Tuesday, November 29, 2005

A Death Valley Thanksgiving

I really like spending Thanksgiving with my new in-laws, because rather than sit around the house getting fat, we sit around and get fat in the great outdoors! We had the full turkey dinner, a la Weber grill and Coleman campstove. I have never eaten a more delectable turkey. And alas, I exaggerate on the getting fat part. We actually got in several good hikes as well.

Where, you ask, did this camping extravaganza occur? None other than the infamous Death Valley. Maybe it isn't the first place that pops into your head when considering thanksgiving vacation hot spots, but this place is crowded for the big turkey weekend! The entire campground was filled to capacity. That is, until the wind storms hit on Saturday. Then, pretty much everyone cleared out.

I have never been to Death Valley before, and I must say that I was suitably impressed. There is the obligatory amount of driving to get to all of the very spread out sites, but if you've got the time, it is well worth it. Sit back and take the photo tour of a Death Valley Thanksgiving to be remembered.
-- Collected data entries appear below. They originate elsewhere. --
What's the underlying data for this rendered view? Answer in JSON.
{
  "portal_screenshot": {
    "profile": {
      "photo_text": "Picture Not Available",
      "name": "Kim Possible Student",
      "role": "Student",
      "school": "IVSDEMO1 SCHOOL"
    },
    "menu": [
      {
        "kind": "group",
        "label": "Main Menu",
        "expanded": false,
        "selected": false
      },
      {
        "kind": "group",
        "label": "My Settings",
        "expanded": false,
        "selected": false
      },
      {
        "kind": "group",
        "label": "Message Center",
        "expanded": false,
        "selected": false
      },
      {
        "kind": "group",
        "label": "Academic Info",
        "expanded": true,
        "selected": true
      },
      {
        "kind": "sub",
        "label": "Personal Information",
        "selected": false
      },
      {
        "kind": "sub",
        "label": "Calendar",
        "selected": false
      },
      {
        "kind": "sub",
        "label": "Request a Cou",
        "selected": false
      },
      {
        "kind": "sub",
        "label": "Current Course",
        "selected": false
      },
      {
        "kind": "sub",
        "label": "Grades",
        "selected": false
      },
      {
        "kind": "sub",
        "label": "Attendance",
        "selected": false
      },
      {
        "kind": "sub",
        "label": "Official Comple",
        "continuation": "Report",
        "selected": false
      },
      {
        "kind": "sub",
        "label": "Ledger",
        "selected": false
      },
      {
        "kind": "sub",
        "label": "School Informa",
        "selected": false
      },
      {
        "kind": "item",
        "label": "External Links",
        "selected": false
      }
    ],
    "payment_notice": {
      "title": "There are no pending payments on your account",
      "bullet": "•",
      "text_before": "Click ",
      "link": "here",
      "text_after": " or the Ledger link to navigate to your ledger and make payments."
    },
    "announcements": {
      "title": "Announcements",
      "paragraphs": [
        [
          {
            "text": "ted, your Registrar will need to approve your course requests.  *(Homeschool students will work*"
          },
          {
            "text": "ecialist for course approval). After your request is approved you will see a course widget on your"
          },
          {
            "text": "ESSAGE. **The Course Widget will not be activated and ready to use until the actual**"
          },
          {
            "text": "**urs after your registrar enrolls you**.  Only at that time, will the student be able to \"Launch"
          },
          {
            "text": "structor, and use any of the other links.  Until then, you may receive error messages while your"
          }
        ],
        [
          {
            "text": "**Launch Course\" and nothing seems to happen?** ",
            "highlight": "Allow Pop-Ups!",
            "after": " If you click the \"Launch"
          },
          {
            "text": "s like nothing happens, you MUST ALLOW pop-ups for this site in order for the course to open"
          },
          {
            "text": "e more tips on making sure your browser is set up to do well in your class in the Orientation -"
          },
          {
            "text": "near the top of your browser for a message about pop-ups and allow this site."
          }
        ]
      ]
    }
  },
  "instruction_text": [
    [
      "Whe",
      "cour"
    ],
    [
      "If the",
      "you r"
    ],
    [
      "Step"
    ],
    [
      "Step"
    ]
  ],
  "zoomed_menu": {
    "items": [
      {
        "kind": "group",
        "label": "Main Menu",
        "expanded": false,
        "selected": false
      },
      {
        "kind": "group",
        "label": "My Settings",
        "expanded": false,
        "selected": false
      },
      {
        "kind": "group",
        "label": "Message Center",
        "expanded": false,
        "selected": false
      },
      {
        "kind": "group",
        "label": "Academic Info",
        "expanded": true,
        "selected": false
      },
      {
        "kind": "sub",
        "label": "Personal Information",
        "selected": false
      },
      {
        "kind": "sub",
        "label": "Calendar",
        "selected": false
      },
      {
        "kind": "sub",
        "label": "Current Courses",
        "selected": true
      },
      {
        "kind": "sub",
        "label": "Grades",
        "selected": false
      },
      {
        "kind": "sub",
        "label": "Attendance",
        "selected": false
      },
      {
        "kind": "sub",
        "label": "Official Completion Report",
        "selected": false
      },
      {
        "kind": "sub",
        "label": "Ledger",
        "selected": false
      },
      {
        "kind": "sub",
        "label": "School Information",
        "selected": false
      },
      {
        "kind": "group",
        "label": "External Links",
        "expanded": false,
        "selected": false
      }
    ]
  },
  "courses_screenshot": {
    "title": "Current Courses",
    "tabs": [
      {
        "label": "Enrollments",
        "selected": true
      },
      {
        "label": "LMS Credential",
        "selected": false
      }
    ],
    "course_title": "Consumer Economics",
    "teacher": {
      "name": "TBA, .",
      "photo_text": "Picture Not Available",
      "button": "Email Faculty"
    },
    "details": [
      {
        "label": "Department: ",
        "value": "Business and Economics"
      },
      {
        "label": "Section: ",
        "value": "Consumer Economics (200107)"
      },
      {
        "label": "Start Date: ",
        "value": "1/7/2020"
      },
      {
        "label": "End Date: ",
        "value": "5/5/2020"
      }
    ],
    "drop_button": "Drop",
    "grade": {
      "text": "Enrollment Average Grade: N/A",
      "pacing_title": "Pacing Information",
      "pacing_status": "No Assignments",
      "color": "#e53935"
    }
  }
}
This is all of the gear you will need to prepare your thanksgiving dinner at the campground. Note the modification to the red grill in the foreground. It has a silver extender so that a turkey will fit on the grill. No joke, this was probably the best thanksgiving turkey I've ever had. Mashed potatoes and other sides were made on the Coleman stove, and my ingenious hubby made a delectable pumpkin pie in a cast iron dutch oven in the fire ring. Not bad, eh?


Badwater (pictured above) is the lowest point in the United States, just a little shy of 280 feet below sea level. It is a vast, flatter-than-a-pancake salt flat. And yes, my almost-4-year-old nephew did taste it and confirm that it is definitely salt. If you're ever lacking a shaker-full the next time you are making some popcorn, this is the place to come.

This is the Devil's Golf Course. Wind, rain and evaporation have created these unique crystalline structures on the salt flats. They are very sharp and difficult to navigate.


These hills are dubbed the Artist's Palette, for obvious reasons. The different colors are made by a variety of mineral pigments on the volcanic deposits. Maybe I was just hungry at the time, but it reminded me more of an ice cream sundae.

Behind the biker, you can see the ruins of the ghost town of Rhyolite. This town sprang up in 1904, spawned by a gold strike in the region. Between 1905 and 1910, Rhyolite may have had as many as 8000 citizens. But by 1914 the town was in rapid decline, and by 1919 the post office had shut down and Rhyolite became a ghost town. Most mining towns were built of temporary materials, but Rhyolite was built with the intention of a permanent settlement. In the end, though, it folded up just like the temporary boom towns. Some interesting buildings (or pieces of them) remain, including a house constructed entirely of glass bottles and mud.